Stage violence is one of my bugbears. You hardly ever see it done well
enough. Because the fights have to be choreographed so carefully and the
blows pulled or cheated, a kind of balletic stylisation takes over. Most
stage fights are rather graceful. They lack the scrabbling ugliness of real
violence. Also a shorthand develops in playing pain. We often forget to
consider the agony that a mere stubbed toe or bumped head can cause.
Actors will take bone-crushing blows, do a token `Argghh!', get up and
stroll away.

But Malcolm Ranson is one of the best fight directors in the business.
The usual problem - where to strike on the body? He devised a very
effective metal backplate for Chris Hunter, as Oswald in King Lear, so
that his back could be broken with a staff. One of the guards can have
this. The target is large and I can swipe at it with full strength. With the other guard we devise a jerky scrabble across the stage - when animals
fight those little charges and retreats are as vicious as the actual contact.
But then the problem is where to hit him? We are face-on so all the targets
are delicate areas. Eventually settle on a jab to his stomach. He can
catch the crutch as I swing it and then control the impact of the blow
himself.

The monks carrying the bier suggest that they could have crash helmets
under their cowls and I could lay them all out as well. Bill says that he
has no intention of playing the rest of the scene, one of Shakespeare's
most famous, among a pile of dazed monks.

Malcolm Ranson is disappointed to hear we won't be doing a big fight
between Richard and Richmond at the end. He wonders whether the
structure of that last section of the play doesn't demand a piece of action.
(Shakespeare does indicate a fight here.) But Bill is convinced that if we
can find the right image for a ritual slaughter of Richard, that would be
more effective.

LADY ANNE SCENE Excellent rehearsal. At one point Penny gets angry
with herself and says, `I'm acting too much!' I could hug her. Bill being
very helpful to me today, curbing over-acting. Yesterday's fiasco is proving
valuable. He reminds me how dangerous animals are when they become
very still and poised.

At the end of rehearsals he whispers to me, `Beware this scene doesn't
peak too early.' The instant rapport Penny and I have as actors is causing
things to fall into place too easily. What a pity there aren't more Richard/
Anne scenes throughout the play. He suggests we lay off the scene for a
while.

Poor Bill is in agony. He's done something to his back - someone said
it's the Richard III curse - and has to rehearse while clutching a hot water
bottle behind him.

I'm very pleased with my work today. I'm using my uncertainty with the
lines to be quieter, to investigate more, to think and feel. It's an unfamiliar
way of working, but rather good. Will pay dividends.

Friday i i May

s O L v s Embarrassing doing these speeches sometimes. You feel like
you're auditioning.

We work on `I do the wrong, and first begin to brawl'. Bill has a nice
image - it is The Story So Far.

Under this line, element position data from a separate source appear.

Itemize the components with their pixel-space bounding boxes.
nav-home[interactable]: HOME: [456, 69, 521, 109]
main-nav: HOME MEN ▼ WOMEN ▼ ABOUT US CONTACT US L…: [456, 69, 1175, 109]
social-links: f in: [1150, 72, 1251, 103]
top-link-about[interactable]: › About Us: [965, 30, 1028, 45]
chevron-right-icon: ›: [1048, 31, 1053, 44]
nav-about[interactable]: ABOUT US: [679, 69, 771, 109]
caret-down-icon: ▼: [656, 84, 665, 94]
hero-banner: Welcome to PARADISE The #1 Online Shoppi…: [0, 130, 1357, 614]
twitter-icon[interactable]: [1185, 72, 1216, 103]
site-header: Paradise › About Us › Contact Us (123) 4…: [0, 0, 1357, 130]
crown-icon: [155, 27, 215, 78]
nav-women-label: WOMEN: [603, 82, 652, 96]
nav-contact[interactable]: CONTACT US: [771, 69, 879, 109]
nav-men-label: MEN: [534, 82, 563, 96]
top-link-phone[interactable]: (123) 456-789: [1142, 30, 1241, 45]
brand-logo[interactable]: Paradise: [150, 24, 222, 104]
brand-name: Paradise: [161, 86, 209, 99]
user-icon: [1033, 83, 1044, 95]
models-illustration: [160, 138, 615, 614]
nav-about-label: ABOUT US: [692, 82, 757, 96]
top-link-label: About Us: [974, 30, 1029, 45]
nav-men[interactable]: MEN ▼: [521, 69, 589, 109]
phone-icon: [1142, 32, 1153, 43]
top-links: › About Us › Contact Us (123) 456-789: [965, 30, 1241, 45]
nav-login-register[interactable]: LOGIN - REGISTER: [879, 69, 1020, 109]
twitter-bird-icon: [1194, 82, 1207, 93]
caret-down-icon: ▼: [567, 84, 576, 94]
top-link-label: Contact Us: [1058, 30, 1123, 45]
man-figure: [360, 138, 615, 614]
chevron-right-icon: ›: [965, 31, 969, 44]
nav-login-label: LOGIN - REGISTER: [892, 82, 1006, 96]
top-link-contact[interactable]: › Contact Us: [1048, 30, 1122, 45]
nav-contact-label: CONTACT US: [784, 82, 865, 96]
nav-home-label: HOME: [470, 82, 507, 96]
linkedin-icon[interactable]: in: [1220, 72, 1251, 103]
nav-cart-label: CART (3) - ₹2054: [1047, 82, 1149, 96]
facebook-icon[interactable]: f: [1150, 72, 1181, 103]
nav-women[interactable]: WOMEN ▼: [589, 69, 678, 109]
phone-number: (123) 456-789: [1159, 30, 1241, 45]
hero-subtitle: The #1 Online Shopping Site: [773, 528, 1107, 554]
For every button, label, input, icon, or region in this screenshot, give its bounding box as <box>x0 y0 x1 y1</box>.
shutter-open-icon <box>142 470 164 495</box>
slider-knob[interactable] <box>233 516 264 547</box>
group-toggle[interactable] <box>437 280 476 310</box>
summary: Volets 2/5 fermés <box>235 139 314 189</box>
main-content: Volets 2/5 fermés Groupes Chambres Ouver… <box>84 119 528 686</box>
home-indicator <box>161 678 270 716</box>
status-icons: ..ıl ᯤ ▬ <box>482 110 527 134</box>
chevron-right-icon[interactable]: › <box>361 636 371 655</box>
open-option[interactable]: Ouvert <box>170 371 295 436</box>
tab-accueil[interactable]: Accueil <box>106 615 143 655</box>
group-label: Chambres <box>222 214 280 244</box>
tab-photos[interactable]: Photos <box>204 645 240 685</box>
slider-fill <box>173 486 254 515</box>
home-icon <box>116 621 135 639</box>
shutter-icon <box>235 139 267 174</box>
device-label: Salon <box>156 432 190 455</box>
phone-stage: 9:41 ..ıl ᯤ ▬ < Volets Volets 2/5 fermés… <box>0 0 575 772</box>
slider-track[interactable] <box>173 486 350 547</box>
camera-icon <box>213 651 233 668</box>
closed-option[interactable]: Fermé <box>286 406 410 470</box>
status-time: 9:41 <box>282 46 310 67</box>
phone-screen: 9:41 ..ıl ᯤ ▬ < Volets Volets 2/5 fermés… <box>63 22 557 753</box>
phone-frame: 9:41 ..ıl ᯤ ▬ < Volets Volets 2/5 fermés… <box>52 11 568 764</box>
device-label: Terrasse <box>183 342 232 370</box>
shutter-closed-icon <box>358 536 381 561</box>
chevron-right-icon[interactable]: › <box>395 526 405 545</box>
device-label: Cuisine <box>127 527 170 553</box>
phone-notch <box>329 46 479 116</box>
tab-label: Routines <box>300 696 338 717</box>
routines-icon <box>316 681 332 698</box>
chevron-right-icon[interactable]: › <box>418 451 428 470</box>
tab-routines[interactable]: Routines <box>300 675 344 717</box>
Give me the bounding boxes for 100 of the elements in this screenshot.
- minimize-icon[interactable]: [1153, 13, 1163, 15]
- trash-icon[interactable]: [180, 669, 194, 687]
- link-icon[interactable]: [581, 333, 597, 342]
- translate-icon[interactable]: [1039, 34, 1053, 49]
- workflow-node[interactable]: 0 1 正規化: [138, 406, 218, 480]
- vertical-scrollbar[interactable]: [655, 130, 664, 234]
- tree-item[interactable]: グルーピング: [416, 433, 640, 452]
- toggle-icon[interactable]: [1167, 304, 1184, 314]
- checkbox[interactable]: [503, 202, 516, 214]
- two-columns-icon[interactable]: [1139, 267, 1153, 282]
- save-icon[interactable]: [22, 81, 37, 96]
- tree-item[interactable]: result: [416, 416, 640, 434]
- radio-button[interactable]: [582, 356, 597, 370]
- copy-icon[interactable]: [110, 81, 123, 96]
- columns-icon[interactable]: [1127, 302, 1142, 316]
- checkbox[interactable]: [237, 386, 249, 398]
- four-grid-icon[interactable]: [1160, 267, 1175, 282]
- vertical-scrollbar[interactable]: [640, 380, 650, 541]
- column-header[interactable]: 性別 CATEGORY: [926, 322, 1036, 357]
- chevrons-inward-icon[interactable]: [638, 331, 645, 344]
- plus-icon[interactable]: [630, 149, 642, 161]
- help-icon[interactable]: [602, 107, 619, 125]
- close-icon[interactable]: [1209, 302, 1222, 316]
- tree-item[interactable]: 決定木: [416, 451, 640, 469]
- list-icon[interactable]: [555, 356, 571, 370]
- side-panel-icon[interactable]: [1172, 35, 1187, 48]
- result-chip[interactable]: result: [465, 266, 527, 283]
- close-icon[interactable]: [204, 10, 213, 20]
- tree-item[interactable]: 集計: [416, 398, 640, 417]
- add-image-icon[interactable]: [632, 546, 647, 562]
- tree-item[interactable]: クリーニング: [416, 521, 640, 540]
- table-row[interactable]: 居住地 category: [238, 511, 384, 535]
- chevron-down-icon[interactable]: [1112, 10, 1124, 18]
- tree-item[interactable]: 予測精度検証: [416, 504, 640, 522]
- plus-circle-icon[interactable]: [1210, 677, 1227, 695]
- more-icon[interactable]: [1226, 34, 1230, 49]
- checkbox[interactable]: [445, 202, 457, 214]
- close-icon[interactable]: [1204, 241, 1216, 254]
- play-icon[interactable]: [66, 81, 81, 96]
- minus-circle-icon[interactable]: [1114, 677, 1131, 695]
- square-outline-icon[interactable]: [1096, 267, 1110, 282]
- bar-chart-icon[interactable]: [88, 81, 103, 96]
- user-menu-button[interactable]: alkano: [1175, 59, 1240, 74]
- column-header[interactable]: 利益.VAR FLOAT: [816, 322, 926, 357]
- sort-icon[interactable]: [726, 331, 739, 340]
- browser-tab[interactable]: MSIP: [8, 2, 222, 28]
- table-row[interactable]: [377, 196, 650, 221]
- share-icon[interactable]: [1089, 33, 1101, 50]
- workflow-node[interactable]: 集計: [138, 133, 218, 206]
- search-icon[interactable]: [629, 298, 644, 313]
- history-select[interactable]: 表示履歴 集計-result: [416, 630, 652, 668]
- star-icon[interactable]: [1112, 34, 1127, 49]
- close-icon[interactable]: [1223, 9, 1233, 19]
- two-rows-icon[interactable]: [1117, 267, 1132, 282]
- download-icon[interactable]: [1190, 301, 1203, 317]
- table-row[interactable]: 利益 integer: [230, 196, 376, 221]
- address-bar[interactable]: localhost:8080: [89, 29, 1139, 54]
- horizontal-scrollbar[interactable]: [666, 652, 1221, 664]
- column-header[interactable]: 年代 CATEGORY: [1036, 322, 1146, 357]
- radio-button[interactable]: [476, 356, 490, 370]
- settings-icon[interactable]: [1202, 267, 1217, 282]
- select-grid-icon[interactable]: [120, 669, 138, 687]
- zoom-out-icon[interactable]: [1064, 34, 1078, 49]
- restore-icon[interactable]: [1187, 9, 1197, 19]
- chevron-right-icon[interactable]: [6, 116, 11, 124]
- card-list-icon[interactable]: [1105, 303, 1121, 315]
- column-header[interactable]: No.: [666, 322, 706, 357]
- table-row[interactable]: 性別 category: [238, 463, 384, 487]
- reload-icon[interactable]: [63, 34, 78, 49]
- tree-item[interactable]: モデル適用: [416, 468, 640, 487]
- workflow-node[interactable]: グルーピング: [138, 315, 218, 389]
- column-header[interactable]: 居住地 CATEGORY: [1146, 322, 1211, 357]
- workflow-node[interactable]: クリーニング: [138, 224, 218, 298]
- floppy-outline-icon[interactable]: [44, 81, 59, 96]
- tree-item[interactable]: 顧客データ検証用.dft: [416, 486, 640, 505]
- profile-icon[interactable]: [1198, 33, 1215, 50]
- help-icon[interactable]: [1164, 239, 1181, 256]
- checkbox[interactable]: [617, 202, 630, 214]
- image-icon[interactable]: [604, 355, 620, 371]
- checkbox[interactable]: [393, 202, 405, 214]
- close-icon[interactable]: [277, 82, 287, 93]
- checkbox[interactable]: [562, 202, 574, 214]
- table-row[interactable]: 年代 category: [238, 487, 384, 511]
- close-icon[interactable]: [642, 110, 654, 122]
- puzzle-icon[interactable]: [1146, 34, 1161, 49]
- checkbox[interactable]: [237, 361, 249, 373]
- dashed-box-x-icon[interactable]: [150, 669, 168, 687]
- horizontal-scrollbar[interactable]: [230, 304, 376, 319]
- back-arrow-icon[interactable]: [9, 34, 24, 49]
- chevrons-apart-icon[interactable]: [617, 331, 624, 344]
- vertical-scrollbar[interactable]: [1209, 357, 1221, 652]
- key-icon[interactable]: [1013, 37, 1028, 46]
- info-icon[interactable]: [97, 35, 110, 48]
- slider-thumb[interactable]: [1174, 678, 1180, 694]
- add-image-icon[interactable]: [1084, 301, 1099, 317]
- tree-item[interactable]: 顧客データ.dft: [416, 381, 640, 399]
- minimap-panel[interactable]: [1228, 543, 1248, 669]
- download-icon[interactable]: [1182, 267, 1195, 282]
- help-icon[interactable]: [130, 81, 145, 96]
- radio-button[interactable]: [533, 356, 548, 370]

A lovely idea, but a light and jokey one. Moving further and further away from the man's pain. There is still this
basic contradiction to be solved.

KING RICHARD'S COURT SCENE (Act iv, Scene ii) This begins our
second half. It's where Buckingham gets the elbow and Tyrrel is hired to
kill the Princes. Bill's idea of having Lady Anne sitting there, white and
semi-poisoned, is going to work marvellously. Shakespeare doesn't have
her in the scene, but it will be a strong image - this silent, sick presence
at Richard's side. Penny sits with eyes opened, but sightless. `Valiumed
out of her mind,' as she describes it. She also talks about a practice in
Australian aboriginal witchcraft - `pointing the bone' at someone to
make them die (the power of suggestion). She says that Lady Anne has
inadvertently done this to herself: in her first speech one of her curses
against Richard was directed at his future wife.

Saturday 12 May

Driving into Stratford to meet the Bills for another visit to Chris Tucker's.
A pink smoky dawn, mist billowing across an icy field of rape and up the
side of Meon Hill where black magic killings take place.